In recent years, the use of the electrical test method (ETM) has become more common to measure the temperature of semiconductor junctions. This method makes use of correlating the relationship of the semiconductor forward voltage to the temperature of the device, which is often linear but is always a unique correlation. This method has been recognized by JEDEC, and in particular for LEDs in 2012 when standards were issued (JESD 51‒50 through 53). The device under test (DUT) must be calibrated, or the Vf-Tj relationship must be determined to use this method. This is a straightforward method, and after completion the DUT may be used in an assembly to fully characterize a system’s thermal performance.
However, one issue that may occur is that of an assembly where the DUT may not be easily removed for calibration or, where for various reasons, it is not desired to do so. Without having the DUT calibrated, the unanswered questions are how one may find the junction temperature of the device and to what uncertainty, if at all. This paper attempts to answer these questions for a sample LED population and make some generalizations through the use of population statistics and voltage bins of LEDs.
Two voltage bins of LEDs were obtained from a major LED manufacturer, each populated with 15 LEDs. The LEDs were mounted on small metal core printed circuit boards (MCPCBs) and first calibrated individually. Per the ETM, the calibrations were conducted with low input currents (5 mA); this was significantly lower than the normal current used for Vf bin determination and became significant in the statistical analysis.
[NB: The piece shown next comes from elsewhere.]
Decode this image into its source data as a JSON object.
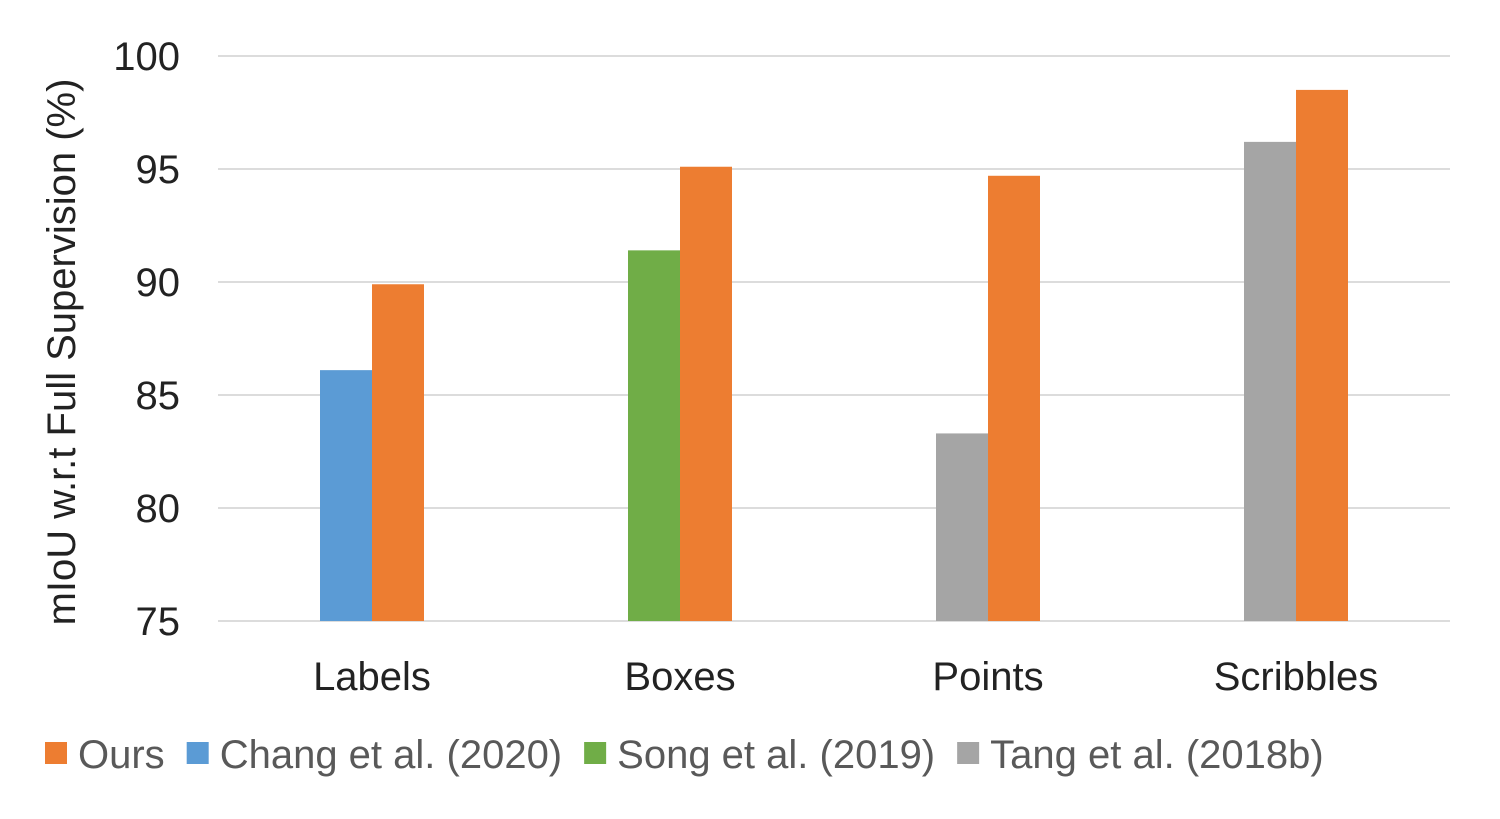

The results show that when an LED population has a Vf spread of under 0.06 VDC at the 5 mA forward current, the Tj of the LEDs is known to a 12 °C band with 95% confidence and 7 °C with 75% confidence. A tighter bin spread less than 0.035 VDC provides lower bands of 8 °C and 5 °C with 95% and 75% confidence, respectively. The Vf spread at 5 mA drive current is the key factor in determining how close the Tj may be known with reasonable confidence.